-- 删除f_1,f_2,f_3完全一致重复记录 保留重复记录中f_mt最大的一个
create table open.t_ttt(
f_1 character varying(128),
f_2 character varying(128),
f_3 smallint,
f_ct timestamp without time zone,
f_mt timestamp without time zone
) WITH (appendonly=true) DISTRIBUTED BY (f_1);
-- 保留重复记录中f_mt最大的一个
delete from open.t_ttt
where (f_1,f_2,f_3) in (select f_1,f_2,f_3 from open.t_ttt group by f_1,f_2,f_3 having count(*)>1)
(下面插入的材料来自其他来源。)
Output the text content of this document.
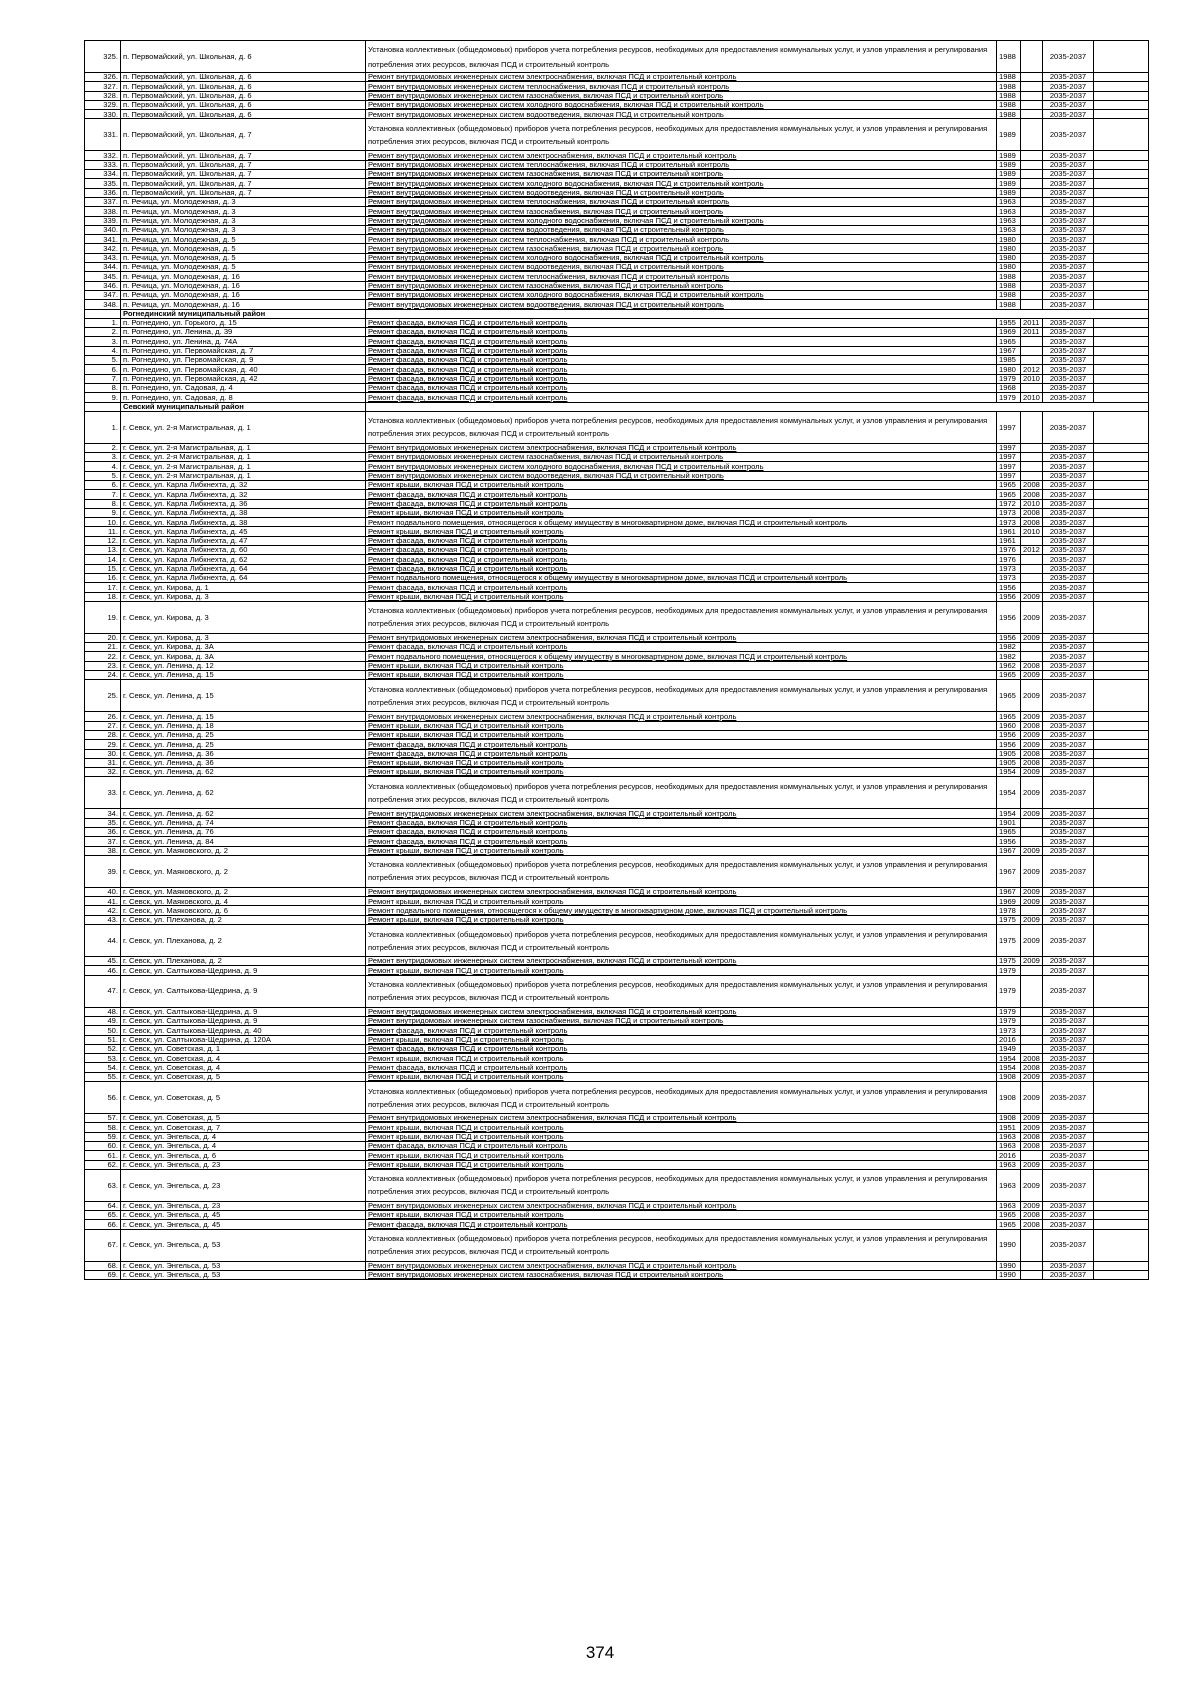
325.	п. Первомайский, ул. Школьная, д. 6	Установка коллективных (общедомовых) приборов учета потребления ресурсов, необходимых для предоставления коммунальных услуг, и узлов управления и регулирования потребления этих ресурсов, включая ПСД и строительный контроль	1988		2035-2037	
326.	п. Первомайский, ул. Школьная, д. 6	Ремонт внутридомовых инженерных систем электроснабжения, включая ПСД и строительный контроль	1988		2035-2037	
327.	п. Первомайский, ул. Школьная, д. 6	Ремонт внутридомовых инженерных систем теплоснабжения, включая ПСД и строительный контроль	1988		2035-2037	
328.	п. Первомайский, ул. Школьная, д. 6	Ремонт внутридомовых инженерных систем газоснабжения, включая ПСД и строительный контроль	1988		2035-2037	
329.	п. Первомайский, ул. Школьная, д. 6	Ремонт внутридомовых инженерных систем холодного водоснабжения, включая ПСД и строительный контроль	1988		2035-2037	
330.	п. Первомайский, ул. Школьная, д. 6	Ремонт внутридомовых инженерных систем водоотведения, включая ПСД и строительный контроль	1988		2035-2037	
331.	п. Первомайский, ул. Школьная, д. 7	Установка коллективных (общедомовых) приборов учета потребления ресурсов, необходимых для предоставления коммунальных услуг, и узлов управления и регулирования потребления этих ресурсов, включая ПСД и строительный контроль	1989		2035-2037	
332.	п. Первомайский, ул. Школьная, д. 7	Ремонт внутридомовых инженерных систем электроснабжения, включая ПСД и строительный контроль	1989		2035-2037	
333.	п. Первомайский, ул. Школьная, д. 7	Ремонт внутридомовых инженерных систем теплоснабжения, включая ПСД и строительный контроль	1989		2035-2037	
334.	п. Первомайский, ул. Школьная, д. 7	Ремонт внутридомовых инженерных систем газоснабжения, включая ПСД и строительный контроль	1989		2035-2037	
335.	п. Первомайский, ул. Школьная, д. 7	Ремонт внутридомовых инженерных систем холодного водоснабжения, включая ПСД и строительный контроль	1989		2035-2037	
336.	п. Первомайский, ул. Школьная, д. 7	Ремонт внутридомовых инженерных систем водоотведения, включая ПСД и строительный контроль	1989		2035-2037	
337.	п. Речица, ул. Молодежная, д. 3	Ремонт внутридомовых инженерных систем теплоснабжения, включая ПСД и строительный контроль	1963		2035-2037	
338.	п. Речица, ул. Молодежная, д. 3	Ремонт внутридомовых инженерных систем газоснабжения, включая ПСД и строительный контроль	1963		2035-2037	
339.	п. Речица, ул. Молодежная, д. 3	Ремонт внутридомовых инженерных систем холодного водоснабжения, включая ПСД и строительный контроль	1963		2035-2037	
340.	п. Речица, ул. Молодежная, д. 3	Ремонт внутридомовых инженерных систем водоотведения, включая ПСД и строительный контроль	1963		2035-2037	
341.	п. Речица, ул. Молодежная, д. 5	Ремонт внутридомовых инженерных систем теплоснабжения, включая ПСД и строительный контроль	1980		2035-2037	
342.	п. Речица, ул. Молодежная, д. 5	Ремонт внутридомовых инженерных систем газоснабжения, включая ПСД и строительный контроль	1980		2035-2037	
343.	п. Речица, ул. Молодежная, д. 5	Ремонт внутридомовых инженерных систем холодного водоснабжения, включая ПСД и строительный контроль	1980		2035-2037	
344.	п. Речица, ул. Молодежная, д. 5	Ремонт внутридомовых инженерных систем водоотведения, включая ПСД и строительный контроль	1980		2035-2037	
345.	п. Речица, ул. Молодежная, д. 16	Ремонт внутридомовых инженерных систем теплоснабжения, включая ПСД и строительный контроль	1988		2035-2037	
346.	п. Речица, ул. Молодежная, д. 16	Ремонт внутридомовых инженерных систем газоснабжения, включая ПСД и строительный контроль	1988		2035-2037	
347.	п. Речица, ул. Молодежная, д. 16	Ремонт внутридомовых инженерных систем холодного водоснабжения, включая ПСД и строительный контроль	1988		2035-2037	
348.	п. Речица, ул. Молодежная, д. 16	Ремонт внутридомовых инженерных систем водоотведения, включая ПСД и строительный контроль	1988		2035-2037	
	Рогнединский муниципальный район					
1.	п. Рогнедино, ул. Горького, д. 15	Ремонт фасада, включая ПСД и строительный контроль	1955	2011	2035-2037	
2.	п. Рогнедино, ул. Ленина, д. 39	Ремонт фасада, включая ПСД и строительный контроль	1969	2011	2035-2037	
3.	п. Рогнедино, ул. Ленина, д. 74А	Ремонт фасада, включая ПСД и строительный контроль	1965		2035-2037	
4.	п. Рогнедино, ул. Первомайская, д. 7	Ремонт фасада, включая ПСД и строительный контроль	1967		2035-2037	
5.	п. Рогнедино, ул. Первомайская, д. 9	Ремонт фасада, включая ПСД и строительный контроль	1985		2035-2037	
6.	п. Рогнедино, ул. Первомайская, д. 40	Ремонт фасада, включая ПСД и строительный контроль	1980	2012	2035-2037	
7.	п. Рогнедино, ул. Первомайская, д. 42	Ремонт фасада, включая ПСД и строительный контроль	1979	2010	2035-2037	
8.	п. Рогнедино, ул. Садовая, д. 4	Ремонт фасада, включая ПСД и строительный контроль	1968		2035-2037	
9.	п. Рогнедино, ул. Садовая, д. 8	Ремонт фасада, включая ПСД и строительный контроль	1979	2010	2035-2037	
	Севский муниципальный район					
1.	г. Севск, ул. 2-я Магистральная, д. 1	Установка коллективных (общедомовых) приборов учета потребления ресурсов, необходимых для предоставления коммунальных услуг, и узлов управления и регулирования потребления этих ресурсов, включая ПСД и строительный контроль	1997		2035-2037	
2.	г. Севск, ул. 2-я Магистральная, д. 1	Ремонт внутридомовых инженерных систем электроснабжения, включая ПСД и строительный контроль	1997		2035-2037	
3.	г. Севск, ул. 2-я Магистральная, д. 1	Ремонт внутридомовых инженерных систем газоснабжения, включая ПСД и строительный контроль	1997		2035-2037	
4.	г. Севск, ул. 2-я Магистральная, д. 1	Ремонт внутридомовых инженерных систем холодного водоснабжения, включая ПСД и строительный контроль	1997		2035-2037	
5.	г. Севск, ул. 2-я Магистральная, д. 1	Ремонт внутридомовых инженерных систем водоотведения, включая ПСД и строительный контроль	1997		2035-2037	
6.	г. Севск, ул. Карла Либкнехта, д. 32	Ремонт крыши, включая ПСД и строительный контроль	1965	2008	2035-2037	
7.	г. Севск, ул. Карла Либкнехта, д. 32	Ремонт фасада, включая ПСД и строительный контроль	1965	2008	2035-2037	
8.	г. Севск, ул. Карла Либкнехта, д. 36	Ремонт фасада, включая ПСД и строительный контроль	1972	2010	2035-2037	
9.	г. Севск, ул. Карла Либкнехта, д. 38	Ремонт крыши, включая ПСД и строительный контроль	1973	2008	2035-2037	
10.	г. Севск, ул. Карла Либкнехта, д. 38	Ремонт подвального помещения, относящегося к общему имуществу в многоквартирном доме, включая ПСД и строительный контроль	1973	2008	2035-2037	
11.	г. Севск, ул. Карла Либкнехта, д. 45	Ремонт крыши, включая ПСД и строительный контроль	1961	2010	2035-2037	
12.	г. Севск, ул. Карла Либкнехта, д. 47	Ремонт фасада, включая ПСД и строительный контроль	1961		2035-2037	
13.	г. Севск, ул. Карла Либкнехта, д. 60	Ремонт фасада, включая ПСД и строительный контроль	1976	2012	2035-2037	
14.	г. Севск, ул. Карла Либкнехта, д. 62	Ремонт фасада, включая ПСД и строительный контроль	1976		2035-2037	
15.	г. Севск, ул. Карла Либкнехта, д. 64	Ремонт фасада, включая ПСД и строительный контроль	1973		2035-2037	
16.	г. Севск, ул. Карла Либкнехта, д. 64	Ремонт подвального помещения, относящегося к общему имуществу в многоквартирном доме, включая ПСД и строительный контроль	1973		2035-2037	
17.	г. Севск, ул. Кирова, д. 1	Ремонт фасада, включая ПСД и строительный контроль	1956		2035-2037	
18.	г. Севск, ул. Кирова, д. 3	Ремонт крыши, включая ПСД и строительный контроль	1956	2009	2035-2037	
19.	г. Севск, ул. Кирова, д. 3	Установка коллективных (общедомовых) приборов учета потребления ресурсов, необходимых для предоставления коммунальных услуг, и узлов управления и регулирования потребления этих ресурсов, включая ПСД и строительный контроль	1956	2009	2035-2037	
20.	г. Севск, ул. Кирова, д. 3	Ремонт внутридомовых инженерных систем электроснабжения, включая ПСД и строительный контроль	1956	2009	2035-2037	
21.	г. Севск, ул. Кирова, д. 3А	Ремонт фасада, включая ПСД и строительный контроль	1982		2035-2037	
22.	г. Севск, ул. Кирова, д. 3А	Ремонт подвального помещения, относящегося к общему имуществу в многоквартирном доме, включая ПСД и строительный контроль	1982		2035-2037	
23.	г. Севск, ул. Ленина, д. 12	Ремонт крыши, включая ПСД и строительный контроль	1962	2008	2035-2037	
24.	г. Севск, ул. Ленина, д. 15	Ремонт крыши, включая ПСД и строительный контроль	1965	2009	2035-2037	
25.	г. Севск, ул. Ленина, д. 15	Установка коллективных (общедомовых) приборов учета потребления ресурсов, необходимых для предоставления коммунальных услуг, и узлов управления и регулирования потребления этих ресурсов, включая ПСД и строительный контроль	1965	2009	2035-2037	
26.	г. Севск, ул. Ленина, д. 15	Ремонт внутридомовых инженерных систем электроснабжения, включая ПСД и строительный контроль	1965	2009	2035-2037	
27.	г. Севск, ул. Ленина, д. 18	Ремонт крыши, включая ПСД и строительный контроль	1960	2008	2035-2037	
28.	г. Севск, ул. Ленина, д. 25	Ремонт крыши, включая ПСД и строительный контроль	1956	2009	2035-2037	
29.	г. Севск, ул. Ленина, д. 25	Ремонт фасада, включая ПСД и строительный контроль	1956	2009	2035-2037	
30.	г. Севск, ул. Ленина, д. 36	Ремонт фасада, включая ПСД и строительный контроль	1905	2008	2035-2037	
31.	г. Севск, ул. Ленина, д. 36	Ремонт крыши, включая ПСД и строительный контроль	1905	2008	2035-2037	
32.	г. Севск, ул. Ленина, д. 62	Ремонт крыши, включая ПСД и строительный контроль	1954	2009	2035-2037	
33.	г. Севск, ул. Ленина, д. 62	Установка коллективных (общедомовых) приборов учета потребления ресурсов, необходимых для предоставления коммунальных услуг, и узлов управления и регулирования потребления этих ресурсов, включая ПСД и строительный контроль	1954	2009	2035-2037	
34.	г. Севск, ул. Ленина, д. 62	Ремонт внутридомовых инженерных систем электроснабжения, включая ПСД и строительный контроль	1954	2009	2035-2037	
35.	г. Севск, ул. Ленина, д. 74	Ремонт фасада, включая ПСД и строительный контроль	1901		2035-2037	
36.	г. Севск, ул. Ленина, д. 76	Ремонт фасада, включая ПСД и строительный контроль	1965		2035-2037	
37.	г. Севск, ул. Ленина, д. 84	Ремонт фасада, включая ПСД и строительный контроль	1956		2035-2037	
38.	г. Севск, ул. Маяковского, д. 2	Ремонт крыши, включая ПСД и строительный контроль	1967	2009	2035-2037	
39.	г. Севск, ул. Маяковского, д. 2	Установка коллективных (общедомовых) приборов учета потребления ресурсов, необходимых для предоставления коммунальных услуг, и узлов управления и регулирования потребления этих ресурсов, включая ПСД и строительный контроль	1967	2009	2035-2037	
40.	г. Севск, ул. Маяковского, д. 2	Ремонт внутридомовых инженерных систем электроснабжения, включая ПСД и строительный контроль	1967	2009	2035-2037	
41.	г. Севск, ул. Маяковского, д. 4	Ремонт крыши, включая ПСД и строительный контроль	1969	2009	2035-2037	
42.	г. Севск, ул. Маяковского, д. 6	Ремонт подвального помещения, относящегося к общему имуществу в многоквартирном доме, включая ПСД и строительный контроль	1978		2035-2037	
43.	г. Севск, ул. Плеханова, д. 2	Ремонт крыши, включая ПСД и строительный контроль	1975	2009	2035-2037	
44.	г. Севск, ул. Плеханова, д. 2	Установка коллективных (общедомовых) приборов учета потребления ресурсов, необходимых для предоставления коммунальных услуг, и узлов управления и регулирования потребления этих ресурсов, включая ПСД и строительный контроль	1975	2009	2035-2037	
45.	г. Севск, ул. Плеханова, д. 2	Ремонт внутридомовых инженерных систем электроснабжения, включая ПСД и строительный контроль	1975	2009	2035-2037	
46.	г. Севск, ул. Салтыкова-Щедрина, д. 9	Ремонт крыши, включая ПСД и строительный контроль	1979		2035-2037	
47.	г. Севск, ул. Салтыкова-Щедрина, д. 9	Установка коллективных (общедомовых) приборов учета потребления ресурсов, необходимых для предоставления коммунальных услуг, и узлов управления и регулирования потребления этих ресурсов, включая ПСД и строительный контроль	1979		2035-2037	
48.	г. Севск, ул. Салтыкова-Щедрина, д. 9	Ремонт внутридомовых инженерных систем электроснабжения, включая ПСД и строительный контроль	1979		2035-2037	
49.	г. Севск, ул. Салтыкова-Щедрина, д. 9	Ремонт внутридомовых инженерных систем газоснабжения, включая ПСД и строительный контроль	1979		2035-2037	
50.	г. Севск, ул. Салтыкова-Щедрина, д. 40	Ремонт фасада, включая ПСД и строительный контроль	1973		2035-2037	
51.	г. Севск, ул. Салтыкова-Щедрина, д. 120А	Ремонт крыши, включая ПСД и строительный контроль	2016		2035-2037	
52.	г. Севск, ул. Советская, д. 1	Ремонт фасада, включая ПСД и строительный контроль	1949		2035-2037	
53.	г. Севск, ул. Советская, д. 4	Ремонт крыши, включая ПСД и строительный контроль	1954	2008	2035-2037	
54.	г. Севск, ул. Советская, д. 4	Ремонт фасада, включая ПСД и строительный контроль	1954	2008	2035-2037	
55.	г. Севск, ул. Советская, д. 5	Ремонт крыши, включая ПСД и строительный контроль	1908	2009	2035-2037	
56.	г. Севск, ул. Советская, д. 5	Установка коллективных (общедомовых) приборов учета потребления ресурсов, необходимых для предоставления коммунальных услуг, и узлов управления и регулирования потребления этих ресурсов, включая ПСД и строительный контроль	1908	2009	2035-2037	
57.	г. Севск, ул. Советская, д. 5	Ремонт внутридомовых инженерных систем электроснабжения, включая ПСД и строительный контроль	1908	2009	2035-2037	
58.	г. Севск, ул. Советская, д. 7	Ремонт крыши, включая ПСД и строительный контроль	1951	2009	2035-2037	
59.	г. Севск, ул. Энгельса, д. 4	Ремонт крыши, включая ПСД и строительный контроль	1963	2008	2035-2037	
60.	г. Севск, ул. Энгельса, д. 4	Ремонт фасада, включая ПСД и строительный контроль	1963	2008	2035-2037	
61.	г. Севск, ул. Энгельса, д. 6	Ремонт крыши, включая ПСД и строительный контроль	2016		2035-2037	
62.	г. Севск, ул. Энгельса, д. 23	Ремонт крыши, включая ПСД и строительный контроль	1963	2009	2035-2037	
63.	г. Севск, ул. Энгельса, д. 23	Установка коллективных (общедомовых) приборов учета потребления ресурсов, необходимых для предоставления коммунальных услуг, и узлов управления и регулирования потребления этих ресурсов, включая ПСД и строительный контроль	1963	2009	2035-2037	
64.	г. Севск, ул. Энгельса, д. 23	Ремонт внутридомовых инженерных систем электроснабжения, включая ПСД и строительный контроль	1963	2009	2035-2037	
65.	г. Севск, ул. Энгельса, д. 45	Ремонт крыши, включая ПСД и строительный контроль	1965	2008	2035-2037	
66.	г. Севск, ул. Энгельса, д. 45	Ремонт фасада, включая ПСД и строительный контроль	1965	2008	2035-2037	
67.	г. Севск, ул. Энгельса, д. 53	Установка коллективных (общедомовых) приборов учета потребления ресурсов, необходимых для предоставления коммунальных услуг, и узлов управления и регулирования потребления этих ресурсов, включая ПСД и строительный контроль	1990		2035-2037	
68.	г. Севск, ул. Энгельса, д. 53	Ремонт внутридомовых инженерных систем электроснабжения, включая ПСД и строительный контроль	1990		2035-2037	
69.	г. Севск, ул. Энгельса, д. 53	Ремонт внутридомовых инженерных систем газоснабжения, включая ПСД и строительный контроль	1990		2035-2037	
374
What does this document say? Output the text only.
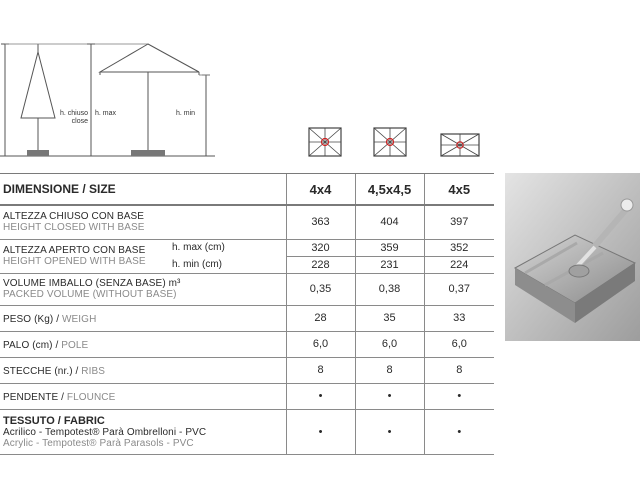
h. chiuso
close
h. max	h. min
DIMENSIONE / SIZE		4x4	4,5x4,5	4x5

ALTEZZA CHIUSO CON BASE
HEIGHT CLOSED WITH BASE		363	404	397

ALTEZZA APERTO CON BASE
HEIGHT OPENED WITH BASE	h. max (cm)	320	359	352
	h. min (cm)	228	231	224

VOLUME IMBALLO (SENZA BASE) m³
PACKED VOLUME (WITHOUT BASE)		0,35	0,38	0,37
PESO (Kg) / WEIGH		28	35	33
PALO (cm) / POLE		6,0	6,0	6,0
STECCHE (nr.) / RIBS		8	8	8
PENDENTE / FLOUNCE		•	•	•

TESSUTO / FABRIC
Acrilico - Tempotest® Parà Ombrelloni - PVC
Acrylic - Tempotest® Parà Parasols - PVC		•	•	•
and (f_1,f_2,f_3,f_mt) not in (select f_1,f_2,f_3,max(f_mt) from open.t_ttt group by f_1,f_2,f_3 having count(*)>1);
-- 删除重复记录 f_id全局唯一
create table open.t_test(
f_id bigint,
f_a character varying(128),
f_b character varying(128),
f_c smallint,
f_ct timestamp without time zone,
f_mt timestamp without time zone
) WITH (appendonly=true) DISTRIBUTED BY (f_id);
-- 重复记录完全不保留
DELETE FROM open.t_test WHERE (f_a,f_b,f_c) in (select f_a,f_b,f_c from open.t_test group by f_a,f_b,f_c having count(*)>1);
-- f_id是全表唯一键的情况下 保留f_id最大的行
delete from open.t_test
where (f_a,f_b,f_c) in (select f_a,f_b,f_c from open.t_test group by f_a,f_b,f_c having count(*)>1)
and f_id not in (select max(f_id) from open.t_test group by f_a,f_b,f_c having count(*)>1);